Follow the instructions in the Administration Guide to configure Server, Scheduler and Moms (clients). It is advantageous to split the nodes into different classes by their properties. For example, nodes with more memory may form one class, the ones with faster CPU form another class, etc. You can use these machine classes to target your calculation at machine with specific properties ("#PBS -l" parameter in qsub script). Otherwise, if you don't select any class, PBS chooses which nodes your calculation will be run on.

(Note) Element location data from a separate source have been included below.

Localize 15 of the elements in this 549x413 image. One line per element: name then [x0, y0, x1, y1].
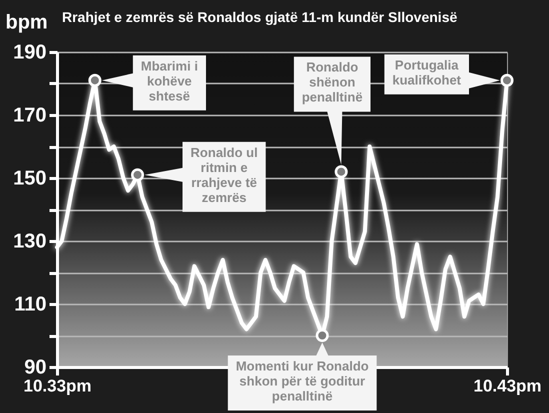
- annotation: Portugalia kualifkohet: [392, 57, 462, 88]
- y-axis-title: bpm: [6, 12, 48, 34]
- x-tick-label: 10.43pm: [473, 376, 542, 396]
- y-tick-label: 90: [24, 356, 46, 378]
- chart-title: Rrahjet e zemrës së Ronaldos gjatë 11-m kundër Sllovenisë: [62, 9, 458, 25]
- annotation: Ronaldo ul ritmin e rrahjeve të zemrës: [190, 144, 258, 205]
- annotation: Momenti kur Ronaldo shkon për të goditur penalltinë: [236, 358, 369, 404]
- y-tick-label: 130: [13, 230, 46, 252]
- annotation: Ronaldo shënon penalltinë: [302, 60, 363, 105]
- x-tick-label: 10.33pm: [23, 376, 92, 396]
- y-tick-label: 150: [13, 168, 46, 190]
- y-tick-label: 170: [13, 104, 46, 126]
- y-tick-label: 110: [14, 294, 46, 316]
- y-tick-label: 190: [13, 42, 46, 64]
- annotation: Mbarimi i kohëve shtesë: [140, 58, 198, 104]
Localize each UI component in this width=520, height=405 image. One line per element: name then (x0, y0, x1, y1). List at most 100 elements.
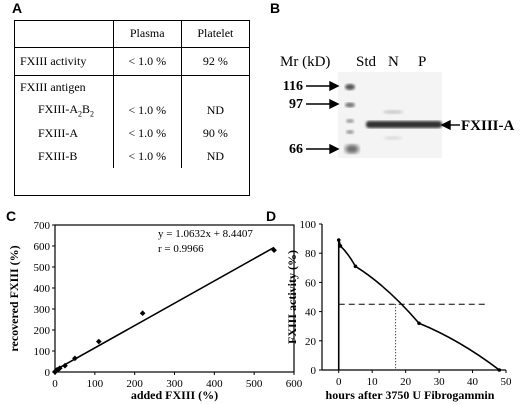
plasma-value: < 1.0 % (112, 144, 182, 168)
panel-letter-c: C (6, 208, 17, 224)
x-axis-label: added FXIII (%) (131, 388, 218, 402)
y-tick-label: 80 (305, 248, 317, 260)
fxiii-a-band (366, 121, 442, 128)
table-row: FXIII-B < 1.0 % ND (14, 144, 249, 168)
panel-letter-a: A (12, 0, 23, 16)
data-point (95, 338, 102, 345)
y-tick-label: 0 (45, 367, 51, 379)
y-tick-label: 20 (305, 336, 317, 348)
y-tick-label: 100 (34, 346, 51, 358)
marker-116: 116 (283, 79, 303, 94)
y-tick-label: 0 (311, 365, 317, 377)
fxiii-table: Plasma Platelet FXIII activity < 1.0 % 9… (14, 20, 249, 168)
data-point (336, 238, 341, 242)
x-axis-label: hours after 3750 U Fibrogammin (326, 388, 495, 402)
row-label: FXIII-B (38, 148, 78, 163)
y-tick-label: 40 (305, 307, 317, 319)
equation-annotation: y = 1.0632x + 8.4407 (158, 228, 253, 240)
y-tick-label: 400 (34, 283, 51, 295)
platelet-value: ND (180, 144, 249, 168)
x-tick-label: 10 (367, 376, 379, 388)
x-tick-label: 300 (166, 378, 183, 390)
platelet-value: ND (180, 98, 249, 122)
faint-band (383, 110, 403, 114)
header-plasma: Plasma (112, 20, 182, 48)
data-point (54, 367, 60, 373)
row-label: FXIII activity (14, 47, 114, 76)
faint-band (384, 136, 402, 140)
data-point (52, 369, 58, 375)
x-tick-label: 30 (434, 376, 446, 388)
platelet-value (180, 75, 249, 99)
panel-letter-d: D (266, 208, 277, 224)
x-tick-label: 50 (501, 376, 513, 388)
table-row: FXIII-A < 1.0 % 90 % (14, 121, 249, 145)
fxiii-a-label: FXIII-A (461, 118, 515, 134)
lane-label-std: Std (356, 54, 377, 70)
lane-label-n: N (388, 54, 399, 70)
y-axis-label: recovered FXIII (%) (7, 245, 21, 351)
plasma-value: < 1.0 % (112, 47, 182, 76)
data-point (52, 368, 59, 375)
marker-97: 97 (289, 97, 303, 112)
plasma-value: < 1.0 % (112, 98, 182, 122)
x-tick-label: 200 (126, 378, 143, 390)
data-point (52, 368, 59, 374)
x-tick-label: 20 (400, 376, 412, 388)
data-point (62, 362, 68, 369)
y-tick-label: 600 (34, 241, 51, 253)
row-label: FXIII antigen (20, 79, 86, 94)
platelet-value: 92 % (180, 47, 249, 76)
header-platelet: Platelet (180, 20, 249, 48)
y-tick-label: 60 (305, 277, 317, 289)
x-tick-label: 500 (246, 378, 263, 390)
marker-66: 66 (289, 142, 303, 157)
y-tick-label: 700 (34, 220, 51, 232)
std-band-116 (345, 84, 355, 90)
data-point (56, 365, 63, 372)
plasma-value (112, 75, 182, 99)
data-point (72, 355, 78, 362)
plasma-value: < 1.0 % (112, 121, 182, 145)
std-band-97 (345, 102, 355, 108)
x-tick-label: 40 (467, 376, 479, 388)
x-tick-label: 100 (87, 378, 104, 390)
y-tick-label: 100 (300, 219, 317, 231)
data-point (53, 367, 60, 374)
std-band-66 (345, 144, 359, 154)
row-label: FXIII-A (38, 125, 78, 140)
data-point (139, 310, 146, 317)
x-tick-label: 600 (286, 378, 303, 390)
std-band (346, 130, 354, 134)
data-point (417, 321, 421, 326)
trendline (54, 246, 275, 371)
decay-curve (337, 239, 500, 371)
header-cell-empty (14, 20, 114, 48)
x-tick-label: 0 (52, 378, 58, 390)
lane-label-p: P (418, 54, 426, 70)
gel-background (338, 72, 442, 158)
data-point (353, 264, 358, 269)
y-axis-label: FXIII activity (%) (285, 250, 299, 344)
plot-area-frame (54, 224, 295, 373)
x-tick-label: 0 (336, 376, 342, 388)
data-point (497, 368, 502, 372)
data-point (55, 366, 62, 373)
mr-label: Mr (kD) (280, 54, 330, 70)
row-label: FXIII-A2B2 (38, 101, 95, 119)
y-tick-label: 200 (34, 325, 51, 337)
r-annotation: r = 0.9966 (158, 243, 204, 255)
std-band (346, 119, 354, 123)
y-tick-label: 500 (34, 262, 51, 274)
table-row: FXIII activity < 1.0 % 92 % (14, 47, 249, 76)
data-point (338, 244, 343, 248)
panel-letter-b: B (270, 0, 281, 16)
marker-arrows (306, 80, 460, 155)
y-tick-label: 300 (34, 304, 51, 316)
data-point (271, 247, 277, 254)
table-row: FXIII antigen (14, 75, 249, 99)
platelet-value: 90 % (180, 121, 249, 145)
x-tick-label: 400 (206, 378, 223, 390)
table-header-row: Plasma Platelet (14, 20, 249, 48)
table-row: FXIII-A2B2 < 1.0 % ND (14, 98, 249, 122)
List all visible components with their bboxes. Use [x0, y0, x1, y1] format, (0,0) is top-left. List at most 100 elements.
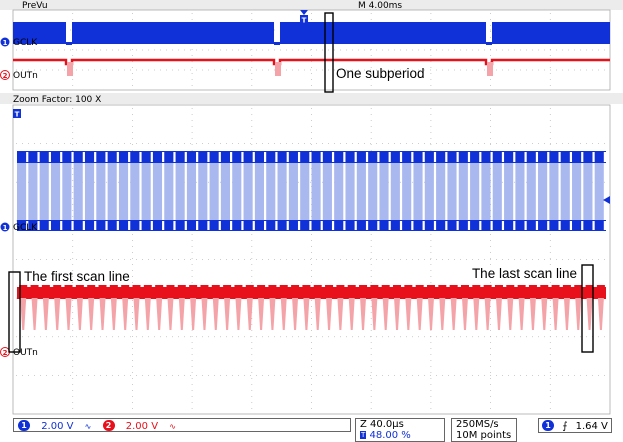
zoom-outn-spike [347, 285, 356, 288]
zoom-gclk-gap [365, 221, 369, 230]
zoom-outn-pulse [88, 298, 95, 330]
zoom-gclk-gap [218, 221, 221, 230]
zoom-gclk-gap [26, 221, 29, 230]
zoom-gclk-burst [164, 156, 174, 226]
zoom-gclk-gap [422, 221, 425, 230]
overview-gclk-gap [486, 42, 492, 45]
zoom-gclk-gap [490, 221, 493, 230]
zoom-outn-spike [200, 285, 209, 288]
zoom-gclk-burst [266, 156, 276, 226]
zoom-gclk-burst [118, 156, 129, 226]
zoom-outn-pulse [597, 298, 604, 330]
zoom-gclk-burst [209, 156, 219, 226]
zoom-gclk-gap [173, 152, 176, 162]
zoom-gclk-burst [311, 156, 321, 226]
zoom-gclk-burst [186, 156, 197, 226]
ch2-scale: 2.00 V [125, 420, 159, 432]
zoom-outn-pulse [507, 298, 514, 330]
zoom-gclk-burst [232, 156, 242, 226]
zoom-gclk-gap [94, 152, 97, 162]
zoom-outn-pulse [371, 298, 378, 330]
zoom-gclk-gap [207, 221, 210, 230]
zoom-outn-spike [19, 285, 28, 288]
zoom-gclk-gap [513, 221, 516, 230]
zoom-gclk-gap [162, 221, 165, 230]
zoom-gclk-burst [470, 156, 480, 226]
vertical-scale-box[interactable]: 1 2.00 V ∿ 2 2.00 V ∿ [13, 418, 351, 432]
overview-gclk-segment [72, 22, 274, 44]
zoom-gclk-gap [263, 221, 267, 230]
zoom-factor-label: Zoom Factor: 100 X [13, 95, 101, 105]
zoom-outn-pulse [212, 298, 219, 330]
zoom-outn-pulse [258, 298, 265, 330]
zoom-gclk-gap [456, 221, 459, 230]
zoom-outn-spike [245, 285, 254, 288]
zoom-gclk-gap [241, 152, 244, 162]
zoom-outn-pulse [156, 298, 163, 330]
overview-outn-dip [275, 62, 281, 76]
horizontal-scale: Z 40.0µs [360, 419, 404, 430]
svg-text:2: 2 [3, 72, 8, 80]
zoom-gclk-gap [37, 221, 40, 230]
zoom-gclk-burst [560, 156, 570, 226]
horizontal-box[interactable]: Z 40.0µs T 48.00 % [355, 418, 445, 442]
zoom-outn-pulse [133, 298, 140, 330]
zoom-gclk-gap [331, 152, 335, 162]
zoom-gclk-gap [558, 152, 561, 162]
zoom-gclk-gap [60, 152, 63, 162]
zoom-gclk-gap [309, 221, 312, 230]
zoom-gclk-burst [17, 156, 27, 226]
trigger-box[interactable]: 1 ⨍ 1.64 V [538, 418, 612, 433]
zoom-outn-pulse [280, 298, 287, 330]
header-strip [0, 0, 623, 10]
zoom-outn-spike [155, 285, 164, 288]
zoom-gclk-gap [139, 152, 142, 162]
zoom-gclk-gap [150, 152, 153, 162]
zoom-gclk-gap [105, 221, 108, 230]
trigger-marker-overview-label: T [302, 17, 307, 25]
zoom-gclk-burst [28, 156, 38, 226]
zoom-gclk-gap [82, 221, 85, 230]
first-scan-annotation: The first scan line [24, 269, 130, 284]
zoom-gclk-burst [50, 156, 61, 226]
zoom-gclk-burst [300, 156, 310, 226]
zoom-gclk-gap [433, 152, 437, 162]
zoom-outn-spike [359, 285, 368, 288]
first-scan-line-box [8, 271, 21, 353]
zoom-gclk-gap [71, 221, 74, 230]
zoom-gclk-gap [37, 152, 40, 162]
trigger-marker-zoom [13, 109, 21, 118]
zoom-outn-spike [41, 285, 50, 288]
zoom-gclk-burst [549, 156, 559, 226]
timebase-label: M 4.00ms [358, 1, 402, 11]
zoom-outn-pulse [201, 298, 208, 330]
zoom-gclk-gap [184, 221, 187, 230]
zoom-gclk-burst [458, 156, 468, 226]
trigger-position-marker [300, 10, 308, 15]
zoom-outn-pulse [31, 298, 38, 330]
subperiod-annotation: One subperiod [336, 66, 425, 81]
zoom-outn-pulse [54, 298, 61, 330]
acquisition-box[interactable]: 250MS/s 10M points [451, 418, 517, 442]
zoom-outn-pulse [348, 298, 355, 330]
trigger-position-icon: T [360, 431, 367, 439]
zoom-gclk-burst [447, 156, 457, 226]
ch2-chip: 2 [102, 420, 115, 431]
zoom-gclk-gap [467, 152, 471, 162]
zoom-gclk-gap [535, 152, 539, 162]
zoom-gclk-gap [82, 152, 85, 162]
zoom-outn-pulse [405, 298, 412, 330]
zoom-outn-pulse [563, 298, 570, 330]
last-scan-annotation: The last scan line [472, 266, 577, 281]
zoom-gclk-burst [254, 156, 264, 226]
overview-gclk-segment [280, 22, 486, 44]
zoom-outn-spike [325, 285, 334, 288]
zoom-outn-pulse [235, 298, 242, 330]
zoom-outn-spike [268, 285, 277, 288]
zoom-outn-pulse [144, 298, 151, 330]
zoom-outn-pulse [99, 298, 106, 330]
zoom-gclk-gap [218, 152, 221, 162]
subperiod-box [324, 12, 334, 93]
zoom-gclk-gap [263, 152, 267, 162]
ch1-coupling-icon: ∿ [84, 421, 92, 431]
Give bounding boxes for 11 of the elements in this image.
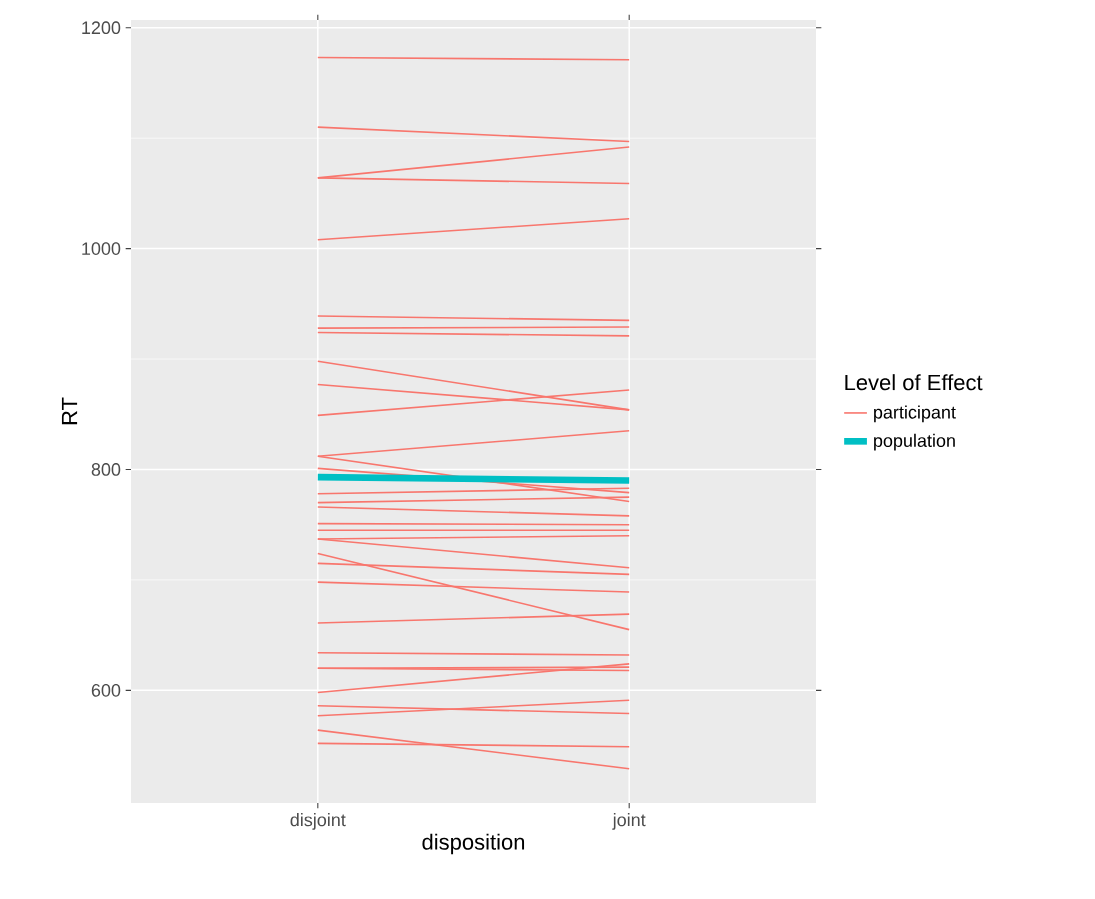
- x-tick-label: disjoint: [290, 813, 346, 830]
- y-axis-title: RT: [61, 397, 78, 425]
- x-axis-title: disposition: [422, 833, 525, 855]
- legend-label: population: [874, 433, 955, 451]
- y-tick-label: 800: [91, 463, 121, 476]
- y-tick-label: 600: [91, 683, 121, 697]
- y-tick-label: 1200: [82, 21, 121, 35]
- x-tick-label: joint: [612, 813, 646, 830]
- y-tick-label: 1000: [82, 242, 121, 255]
- legend-title: Level of Effect: [845, 374, 983, 391]
- legend-label: participant: [874, 405, 956, 423]
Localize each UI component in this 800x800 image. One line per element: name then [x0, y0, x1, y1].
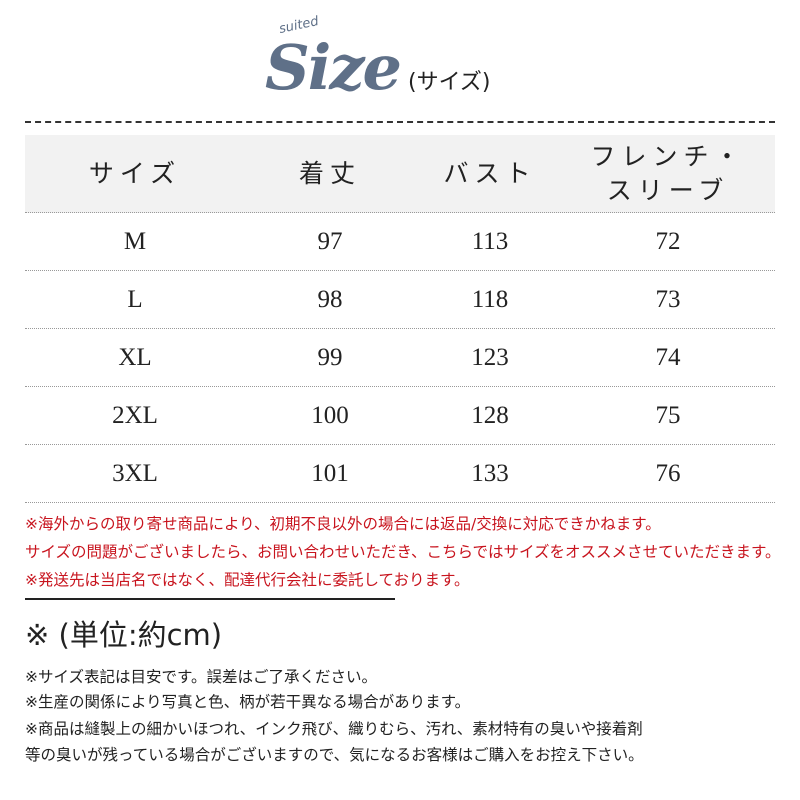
- table-cell: 101: [311, 459, 349, 487]
- table-cell: 100: [311, 401, 349, 429]
- note: ※生産の関係により写真と色、柄が若干異なる場合があります。: [25, 693, 471, 711]
- table-body: M 97 113 72 L 98 118 73 XL 99 123 74 2XL 100 128 75 3XL 1…: [25, 213, 775, 503]
- table-row: L 98 118 73: [25, 271, 775, 329]
- red-note: サイズの問題がございましたら、お問い合わせいただき、こちらではサイズをオススメさ…: [25, 543, 781, 561]
- logo-subtitle: (サイズ): [407, 70, 491, 95]
- size-table: サイズ 着丈 バスト フレンチ・スリーブ M 97 113 72 L 98 118 73 XL 9…: [25, 135, 775, 503]
- table-cell: 3XL: [112, 459, 158, 487]
- table-row: 3XL 101 133 76: [25, 445, 775, 503]
- logo-size: Size: [265, 31, 402, 104]
- header-bust: バスト: [443, 158, 537, 188]
- table-cell: 73: [655, 285, 681, 313]
- table-cell: L: [127, 285, 143, 313]
- table-row: 2XL 100 128 75: [25, 387, 775, 445]
- header-length: 着丈: [298, 158, 362, 188]
- table-header: サイズ 着丈 バスト フレンチ・スリーブ: [25, 135, 775, 213]
- divider: [25, 121, 775, 123]
- table-row: M 97 113 72: [25, 213, 775, 271]
- table-cell: 133: [471, 459, 509, 487]
- table-cell: 72: [655, 227, 681, 255]
- table-cell: M: [123, 227, 147, 255]
- table-cell: 99: [317, 343, 343, 371]
- table-cell: 75: [655, 401, 681, 429]
- divider: [25, 598, 395, 600]
- red-note: ※発送先は当店名ではなく、配達代行会社に委託しております。: [25, 571, 470, 589]
- red-note: ※海外からの取り寄せ商品により、初期不良以外の場合には返品/交換に対応できかねま…: [25, 515, 661, 533]
- size-logo: suited Size (サイズ): [265, 14, 565, 102]
- unit-label: ※ (単位:約cm): [25, 618, 223, 652]
- header-size: サイズ: [88, 158, 182, 188]
- table-cell: 128: [471, 401, 509, 429]
- header-sleeve-line1: フレンチ・: [590, 141, 746, 171]
- table-cell: 76: [655, 459, 681, 487]
- table-cell: 2XL: [112, 401, 158, 429]
- note: 等の臭いが残っている場合がございますので、気になるお客様はご購入をお控え下さい。: [25, 746, 644, 764]
- table-cell: 74: [655, 343, 681, 371]
- table-row: XL 99 123 74: [25, 329, 775, 387]
- table-cell: 113: [471, 227, 509, 255]
- note: ※サイズ表記は目安です。誤差はご了承ください。: [25, 668, 377, 686]
- header-sleeve-line2: スリーブ: [606, 175, 730, 205]
- note: ※商品は縫製上の細かいほつれ、インク飛び、織りむら、汚れ、素材特有の臭いや接着剤: [25, 720, 643, 738]
- header-sleeve: フレンチ・ スリーブ: [590, 140, 745, 208]
- logo-line: Size (サイズ): [265, 34, 491, 102]
- table-cell: 97: [317, 227, 343, 255]
- table-cell: 118: [471, 285, 509, 313]
- table-cell: XL: [118, 343, 152, 371]
- table-cell: 123: [471, 343, 509, 371]
- table-cell: 98: [317, 285, 343, 313]
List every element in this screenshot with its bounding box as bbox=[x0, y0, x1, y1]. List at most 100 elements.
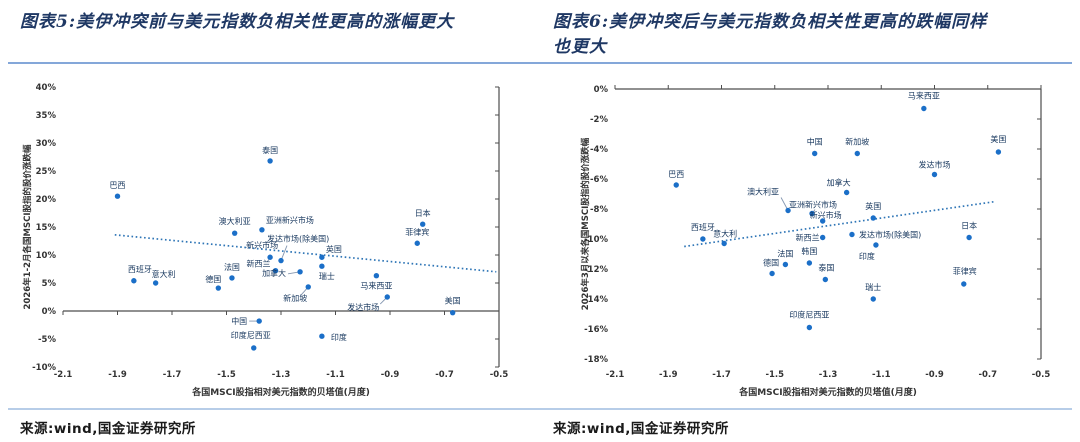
data-point-label: 意大利 bbox=[152, 269, 176, 279]
data-point-泰国 bbox=[822, 276, 829, 283]
data-point-新西兰 bbox=[819, 234, 826, 241]
scatter-plot-svg: -2.1 -1.9 -1.7 -1.5 -1.3 -1.1 -0.9 -0.7 -0.5 0% -2… bbox=[580, 85, 1050, 398]
data-point-label: 泰国 bbox=[262, 145, 278, 155]
x-axis-tick-label: -1.3 bbox=[272, 370, 291, 380]
data-point-label: 新加坡 bbox=[283, 293, 307, 303]
data-point-label: 发达市场 bbox=[347, 302, 379, 312]
trendline bbox=[114, 233, 497, 273]
figure5-scatter-chart: -2.1 -1.9 -1.7 -1.5 -1.3 -1.1 -0.9 -0.7 -0.5 40% 3… bbox=[0, 65, 540, 408]
figure5-title: 图表5:美伊冲突前与美元指数负相关性更高的涨幅更大 bbox=[20, 10, 525, 35]
data-point-英国 bbox=[870, 215, 876, 221]
data-point-法国 bbox=[782, 261, 789, 268]
scatter-plot-svg: -2.1 -1.9 -1.7 -1.5 -1.3 -1.1 -0.9 -0.7 -0.5 40% 3… bbox=[22, 83, 508, 398]
y-axis-tick-label: 20% bbox=[36, 195, 57, 205]
y-axis-tick-label: 10% bbox=[36, 251, 57, 261]
data-point-label: 法国 bbox=[777, 249, 793, 259]
data-point-新加坡 bbox=[305, 284, 311, 290]
data-point-label: 马来西亚 bbox=[360, 282, 392, 291]
x-axis-tick-label: -0.7 bbox=[978, 370, 997, 380]
data-point-label: 英国 bbox=[326, 244, 342, 254]
data-point-label: 意大利 bbox=[713, 229, 737, 239]
data-point-label: 日本 bbox=[415, 208, 431, 218]
data-point-label: 西班牙 bbox=[128, 264, 152, 274]
data-point-美国 bbox=[449, 309, 456, 316]
trendline bbox=[684, 200, 996, 248]
data-point-中国 bbox=[256, 318, 262, 324]
data-point-菲律宾 bbox=[961, 281, 967, 287]
data-point-label: 发达市场(除美国) bbox=[267, 234, 329, 244]
data-point-菲律宾 bbox=[414, 240, 420, 246]
data-point-新兴市场 bbox=[819, 218, 826, 224]
data-point-label: 马来西亚 bbox=[908, 92, 940, 101]
x-axis-tick-label: -0.9 bbox=[925, 370, 944, 380]
data-point-西班牙 bbox=[131, 278, 137, 284]
data-point-label: 德国 bbox=[205, 274, 221, 284]
data-point-新西兰 bbox=[272, 267, 279, 274]
data-point-日本 bbox=[420, 221, 426, 227]
data-point-美国 bbox=[995, 149, 1002, 155]
data-point-label: 日本 bbox=[961, 221, 977, 231]
data-point-label: 新兴市场 bbox=[810, 210, 842, 220]
y-axis-tick-label: -10% bbox=[32, 363, 56, 373]
x-axis-tick-label: -1.9 bbox=[108, 370, 127, 380]
data-point-德国 bbox=[215, 285, 222, 291]
figure6-title-line1: 图表6:美伊冲突后与美元指数负相关性更高的跌幅同样 bbox=[553, 12, 988, 32]
x-axis-tick-label: -0.9 bbox=[381, 370, 400, 380]
figure5-source: 来源:wind,国金证券研究所 bbox=[20, 421, 196, 437]
data-point-印度 bbox=[319, 333, 325, 339]
data-point-label: 韩国 bbox=[801, 246, 817, 256]
data-point-label: 亚洲新兴市场 bbox=[789, 200, 837, 210]
x-axis-tick-label: -1.7 bbox=[712, 370, 731, 380]
x-axis-tick-label: -1.5 bbox=[217, 370, 236, 380]
title-divider-line bbox=[8, 62, 1072, 64]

Start Server (by hand for the first time):
pbs_server -t create
Activate it in qmgr:
qmgr> set server scheduling=true
Start Scheduler:
pbs_sched
Configure a Server in qmgr:
create queue md queue_type=execution # at least 1 execution queue must exist
# (it's called 'md' in this example)
set server default_queue=md # set a default queue
s q md enabled=true # enable md queue
s s default_node=ristra01 # set a default node to run jobs on
s s node_pack=true # pack jobs on SMPs first
s q md started=true # you must start a queue md
pbs_mom must be started on each node
qsub <pbs_script>
A job ID will be returned to you, and your job moves into the queue.
qstat
To delete your job from the queue (whether it's running or not), type:
qdel <jobid>
To check the status of nodes, type:
pbsnodes -a
It is not very difficult to parse the output of some of these commands and display it as an arbitrarily formatted HTML document on one of your cluster servers. For example, to display the queue status, you would parse the output of "qstat -f" (sample output), and to display the status of the nodes, you'd process the output of "pbsnodes -a" or qmgr's "list node node1 node2 ..." commands ( sample output).